A WHO committee that decided the outbreak would be a PHEIC lays out specific recommendations in a statement, including keeping borders open and not placing restrictions on trade and travel. The members call for a “coordinated international response” and for neighboring countries to work with partners to prepare for detecting and managing imported cases.
The emergency committee writes that, nearly a year into the outbreak, “there are worrying signs of possible extension of the epidemic.” Robert Steffen, who chaired the group, tells STAT that WHO is now declaring a PHEIC in part because disease transmission in the DRC city of Beni has increased, there is a risk to response workers’ safety, and that the disease is still actively transmitted in large geographical areas of the country.
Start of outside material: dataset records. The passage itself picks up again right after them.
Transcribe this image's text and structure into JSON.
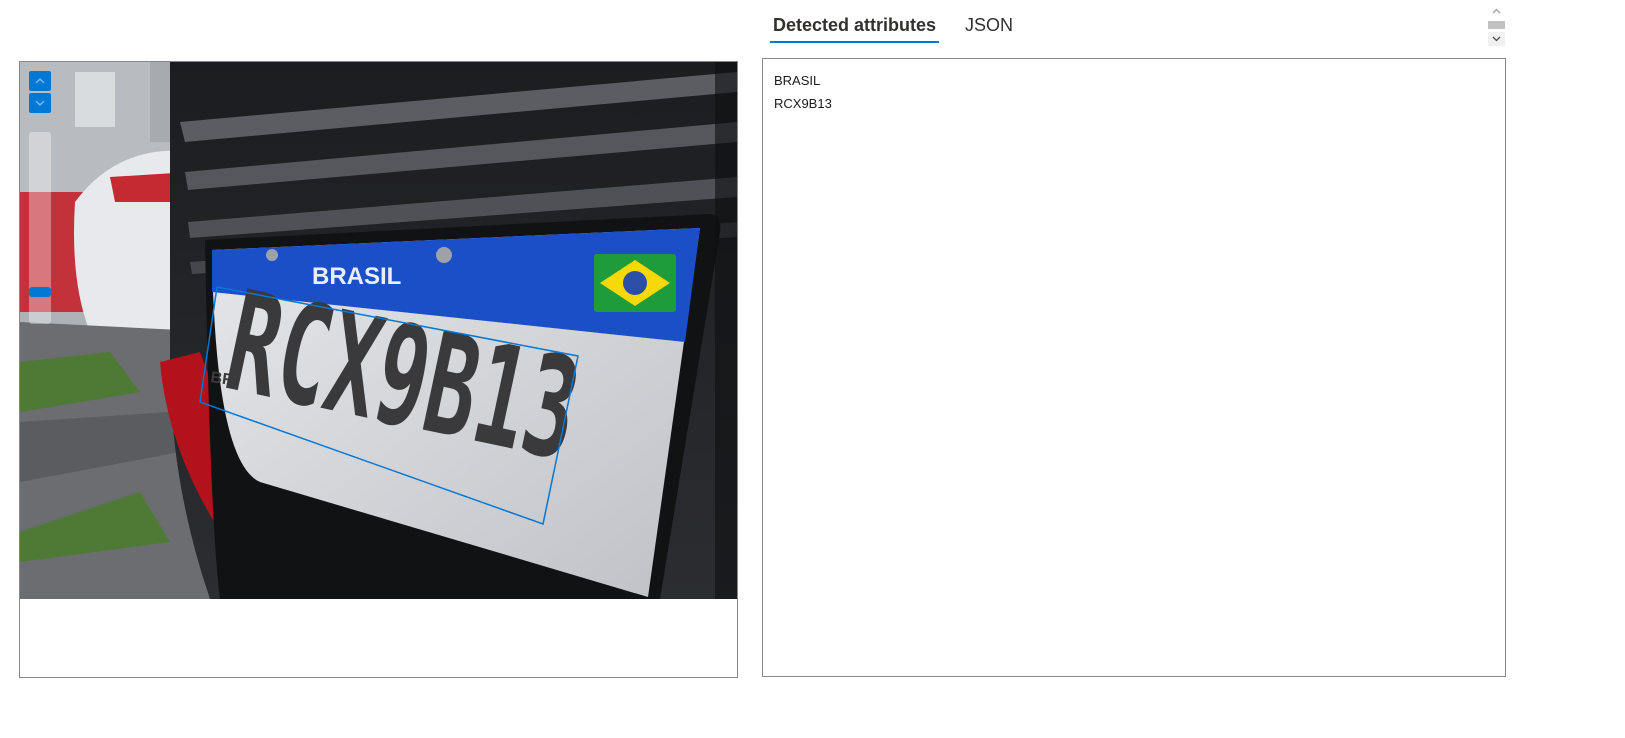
{
  "tabs": [
    {
      "label": "Detected attributes",
      "active": true
    },
    {
      "label": "JSON",
      "active": false
    }
  ],
  "image": {
    "plate_banner_text": "BRASIL",
    "plate_number": "RCX9B13",
    "plate_country_code": "BR",
    "highlight_color": "#0078d4"
  },
  "zoom": {
    "zoom_in_icon": "chevron-up-icon",
    "zoom_out_icon": "chevron-down-icon",
    "level": 0.15
  },
  "attributes": [
    "BRASIL",
    "RCX9B13"
  ],
  "colors": {
    "accent": "#0078d4",
    "border": "#8a8886",
    "plate_blue": "#1a4fc7",
    "bumper_red": "#b3121a"
  }
}
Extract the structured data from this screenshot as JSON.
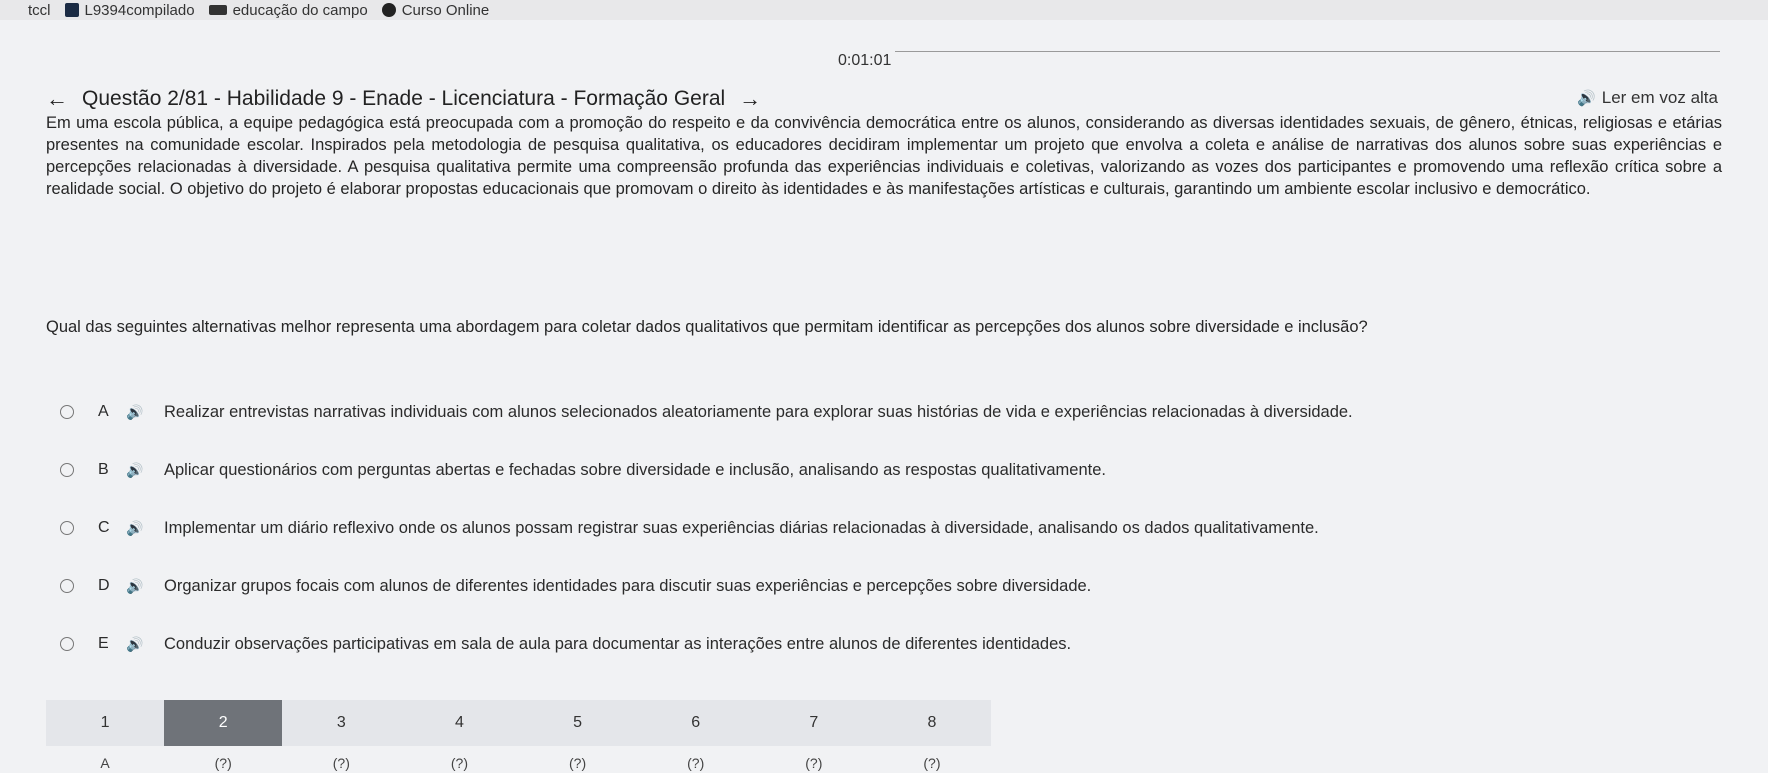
{
  "bookmarks": [
    {
      "label": "tccl",
      "icon": "file-icon"
    },
    {
      "label": "L9394compilado",
      "icon": "bookmark-icon"
    },
    {
      "label": "educação do campo",
      "icon": "logo-icon"
    },
    {
      "label": "Curso Online",
      "icon": "circle-icon"
    }
  ],
  "timer": "0:01:01",
  "header": {
    "title": "Questão 2/81 - Habilidade 9 - Enade - Licenciatura - Formação Geral",
    "read_aloud": "Ler em voz alta"
  },
  "statement": "Em uma escola pública, a equipe pedagógica está preocupada com a promoção do respeito e da convivência democrática entre os alunos, considerando as diversas identidades sexuais, de gênero, étnicas, religiosas e etárias presentes na comunidade escolar. Inspirados pela metodologia de pesquisa qualitativa, os educadores decidiram implementar um projeto que envolva a coleta e análise de narrativas dos alunos sobre suas experiências e percepções relacionadas à diversidade. A pesquisa qualitativa permite uma compreensão profunda das experiências individuais e coletivas, valorizando as vozes dos participantes e promovendo uma reflexão crítica sobre a realidade social. O objetivo do projeto é elaborar propostas educacionais que promovam o direito às identidades e às manifestações artísticas e culturais, garantindo um ambiente escolar inclusivo e democrático.",
  "question": "Qual das seguintes alternativas melhor representa uma abordagem para coletar dados qualitativos que permitam identificar as percepções dos alunos sobre diversidade e inclusão?",
  "options": [
    {
      "letter": "A",
      "text": "Realizar entrevistas narrativas individuais com alunos selecionados aleatoriamente para explorar suas histórias de vida e experiências relacionadas à diversidade."
    },
    {
      "letter": "B",
      "text": "Aplicar questionários com perguntas abertas e fechadas sobre diversidade e inclusão, analisando as respostas qualitativamente."
    },
    {
      "letter": "C",
      "text": "Implementar um diário reflexivo onde os alunos possam registrar suas experiências diárias relacionadas à diversidade, analisando os dados qualitativamente."
    },
    {
      "letter": "D",
      "text": "Organizar grupos focais com alunos de diferentes identidades para discutir suas experiências e percepções sobre diversidade."
    },
    {
      "letter": "E",
      "text": "Conduzir observações participativas em sala de aula para documentar as interações entre alunos de diferentes identidades."
    }
  ],
  "pager": {
    "pages": [
      "1",
      "2",
      "3",
      "4",
      "5",
      "6",
      "7",
      "8"
    ],
    "active_index": 1,
    "status": [
      "A",
      "(?)",
      "(?)",
      "(?)",
      "(?)",
      "(?)",
      "(?)",
      "(?)"
    ]
  }
}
Experts say that this decision was warranted. “Almost all international legal and policy experts agree that the conditions for declaring a PHEIC were met long ago,” says Rebecca Katz of Georgetown University to STAT. “Not only do we believe that the decision will help bring additional needed attention to this ongoing crisis, but also move nations in the regions to take all necessary steps to address the potential spread of the disease.”
As for funding, Tedros says, “a PHEIC is not for fundraising, it’s for preventing the international spread of disease. WHO is not aware of any donor that has withheld funding because a PHEIC had not been declared. But if that was the excuse, it can no longer be used.”
The costs for responding to this outbreak could reach hundreds of millions of dollars, according to Tedros. He emphasizes in his speech that action is necessary now, saying that unless the international community gets involved, “we will be paying for this outbreak for a long time to come.”